# Scorpion Charms



## LouNroxLuv (Sep 15, 2014)

I am a Scorpio so I think its really cool.


----------



## RCIAG (Jul 19, 2010)

**note to self: don't move near Hearthfire, there be scorpions there!**

  

Wait, how big are they!?!? Have you tried lollipop molds? Don't they put them in lollipops? A silicone lollipop mold should work.


----------



## Hearthfire (Aug 14, 2017)

Bwahahahaha!!! I haven’t thought of lollipops!!! I had never seen scorpions here before I built my home in the woods. And the size ranges from pinkie fingernail small to 2 inches. And I’ve caught 2 before and put them in a jar together to fight to the death! Lol it’s usually a good fight too


----------



## Hearthfire (Aug 14, 2017)

I made these last night and I’m sure I’ll have to slowly add more resin because some parts are still sticking through the top.







While I was at work, my hubby caught another for me!


----------



## RCIAG (Jul 19, 2010)

I had no idea Georgia had scorpions.


----------



## LouNroxLuv (Sep 15, 2014)

Nothing says love like "Honey I caught a scorpion for you" lol


----------



## Hearthfire (Aug 14, 2017)

Bwahahaha!
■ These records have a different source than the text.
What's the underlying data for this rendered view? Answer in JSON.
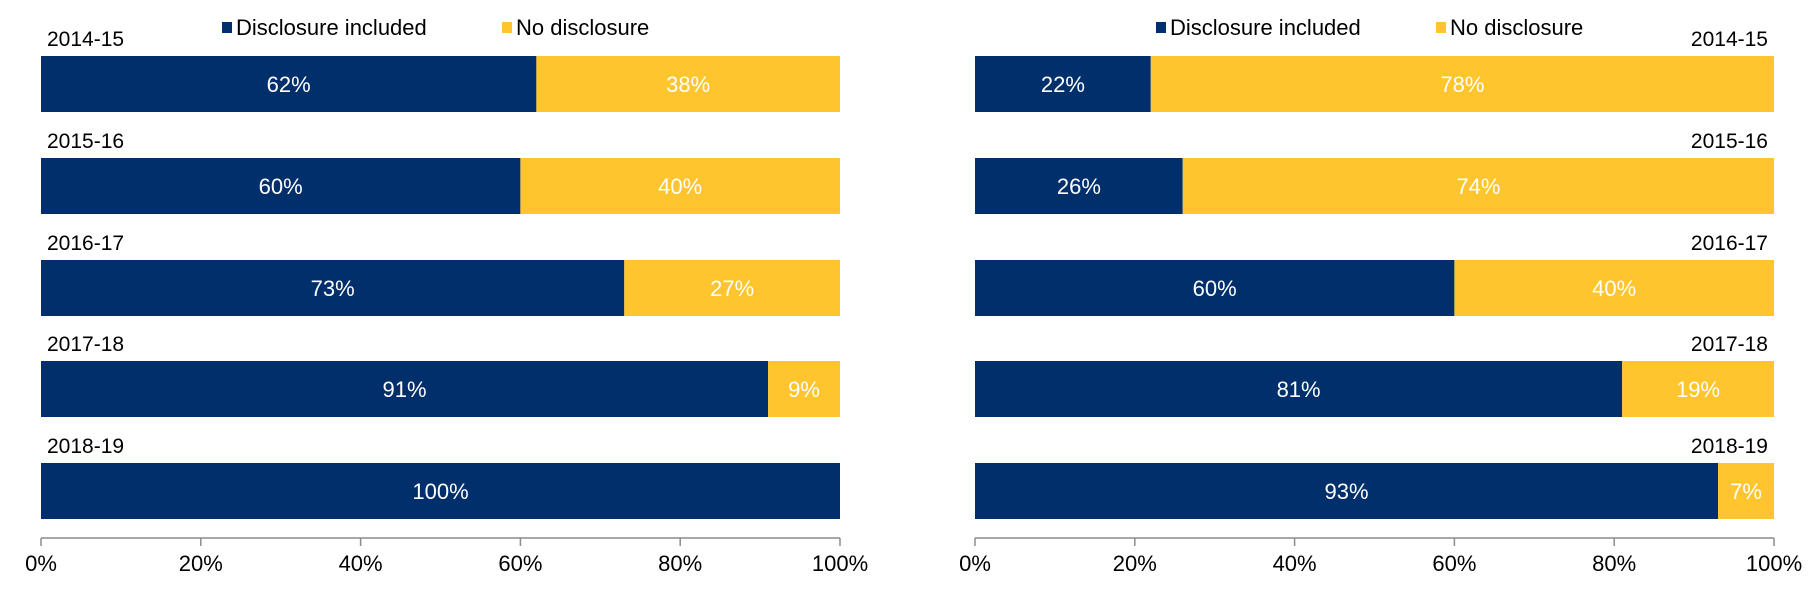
{
  "colors": {
    "disclosure": "#002F6C",
    "no_disclosure": "#FEC52E",
    "axis": "#8C8C8C",
    "text": "#000000",
    "label": "#FFFFFF"
  },
  "chart_data": [
    {
      "type": "bar",
      "orientation": "horizontal",
      "stacked": true,
      "legend_position": "top",
      "xlim": [
        0,
        100
      ],
      "ticks": [
        "0%",
        "20%",
        "40%",
        "60%",
        "80%",
        "100%"
      ],
      "tick_values": [
        0,
        20,
        40,
        60,
        80,
        100
      ],
      "categories": [
        "2014-15",
        "2015-16",
        "2016-17",
        "2017-18",
        "2018-19"
      ],
      "series": [
        {
          "name": "Disclosure included",
          "values": [
            62,
            60,
            73,
            91,
            100
          ],
          "labels": [
            "62%",
            "60%",
            "73%",
            "91%",
            "100%"
          ]
        },
        {
          "name": "No disclosure",
          "values": [
            38,
            40,
            27,
            9,
            0
          ],
          "labels": [
            "38%",
            "40%",
            "27%",
            "9%",
            ""
          ]
        }
      ]
    },
    {
      "type": "bar",
      "orientation": "horizontal",
      "stacked": true,
      "legend_position": "top",
      "xlim": [
        0,
        100
      ],
      "ticks": [
        "0%",
        "20%",
        "40%",
        "60%",
        "80%",
        "100%"
      ],
      "tick_values": [
        0,
        20,
        40,
        60,
        80,
        100
      ],
      "categories": [
        "2014-15",
        "2015-16",
        "2016-17",
        "2017-18",
        "2018-19"
      ],
      "series": [
        {
          "name": "Disclosure included",
          "values": [
            22,
            26,
            60,
            81,
            93
          ],
          "labels": [
            "22%",
            "26%",
            "60%",
            "81%",
            "93%"
          ]
        },
        {
          "name": "No disclosure",
          "values": [
            78,
            74,
            40,
            19,
            7
          ],
          "labels": [
            "78%",
            "74%",
            "40%",
            "19%",
            "7%"
          ]
        }
      ]
    }
  ]
}
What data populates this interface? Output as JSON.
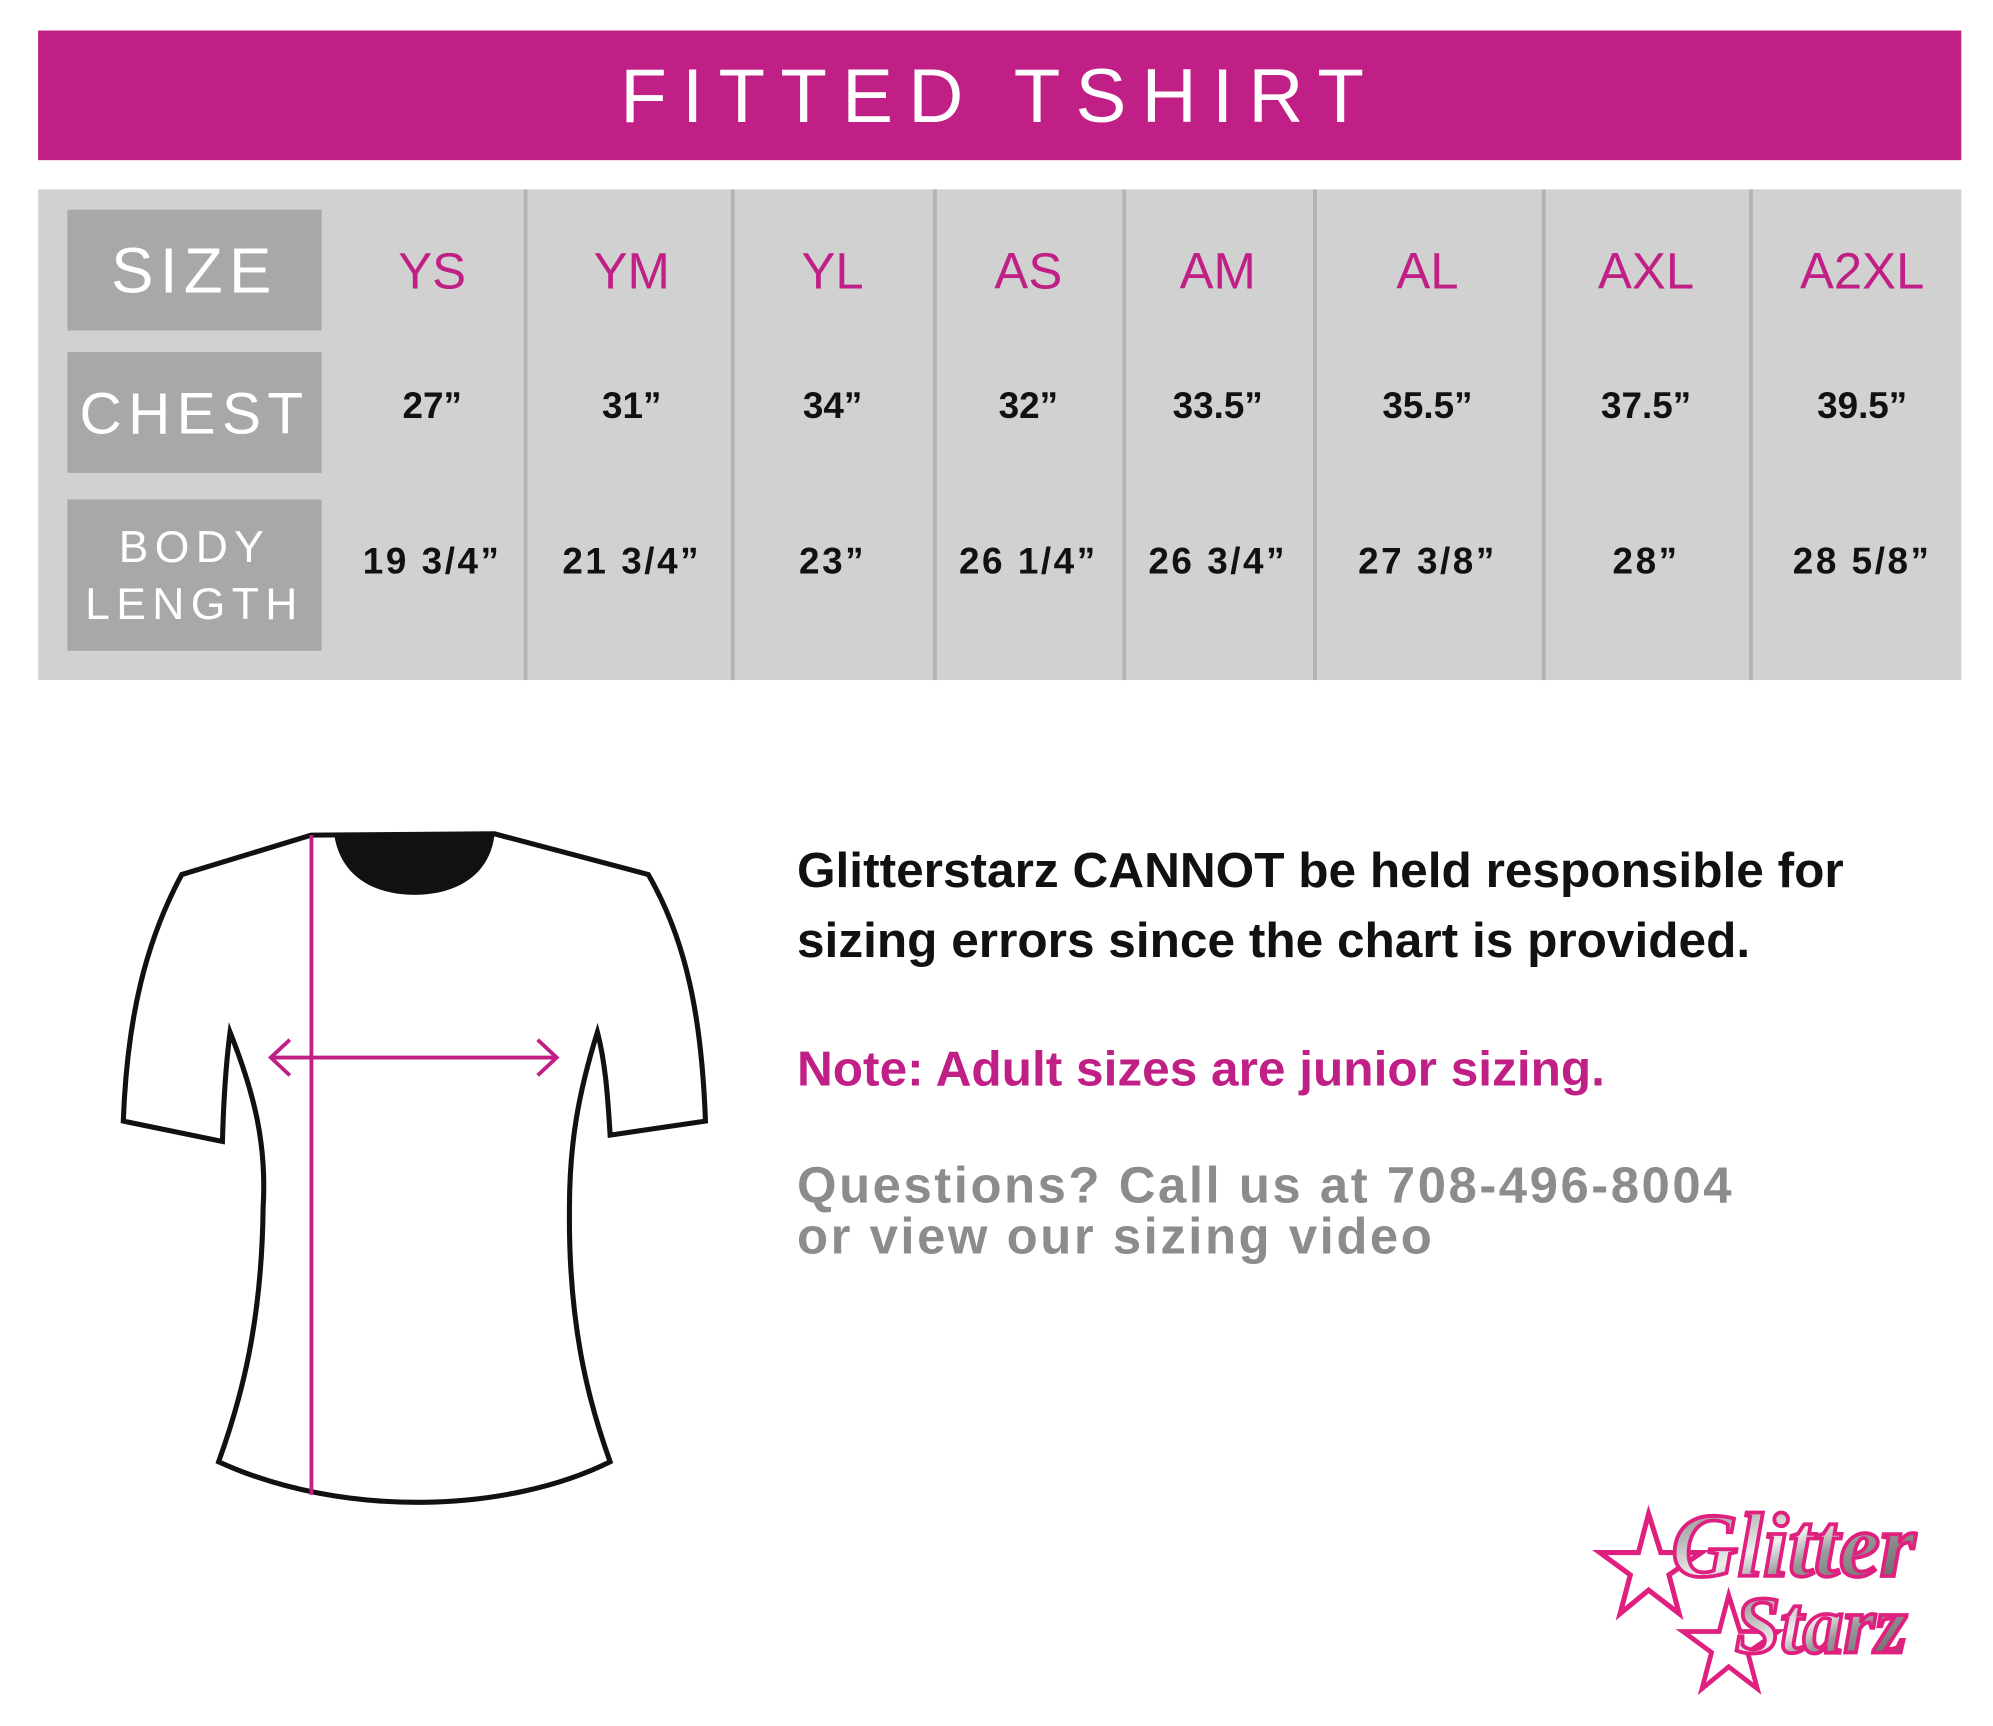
{
  "title": "FITTED TSHIRT",
  "table": {
    "row_labels": {
      "size": "SIZE",
      "chest": "CHEST",
      "body_length_1": "BODY",
      "body_length_2": "LENGTH"
    },
    "sizes": [
      "YS",
      "YM",
      "YL",
      "AS",
      "AM",
      "AL",
      "AXL",
      "A2XL"
    ],
    "chest": [
      "27”",
      "31”",
      "34”",
      "32”",
      "33.5”",
      "35.5”",
      "37.5”",
      "39.5”"
    ],
    "body_length": [
      "19 3/4”",
      "21 3/4”",
      "23”",
      "26 1/4”",
      "26 3/4”",
      "27 3/8”",
      "28”",
      "28 5/8”"
    ]
  },
  "disclaimer_1": "Glitterstarz CANNOT be held responsible for",
  "disclaimer_2": "sizing errors since the chart is provided.",
  "note": "Note: Adult sizes are junior sizing.",
  "questions_1": "Questions? Call us at 708-496-8004",
  "questions_2": "or view our sizing video",
  "logo": {
    "line1": "Glitter",
    "line2": "Starz"
  },
  "colors": {
    "brand": "#c01f86",
    "table_bg": "#d1d1d1",
    "label_bg": "#a8a8a8",
    "muted_text": "#8c8c8c"
  }
}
It does take a quick hand.


----------



## Spirits Vineyard (Oct 23, 2016)

How did I miss this thread! LOL. I actually bought one this past month for my victim in the Secret Reaper. I see a lot in just a regular teardrop shape, similar to the ones you’ve made. Perhaps you can make your own mold for it using liquid silicone?


----------



## DandyBrit (Sep 6, 2013)

When I first saw the title of the thread I thought it meant charms to keep scorpions away.


----------



## yoboseiyo (Nov 14, 2015)

these are so cool.


----------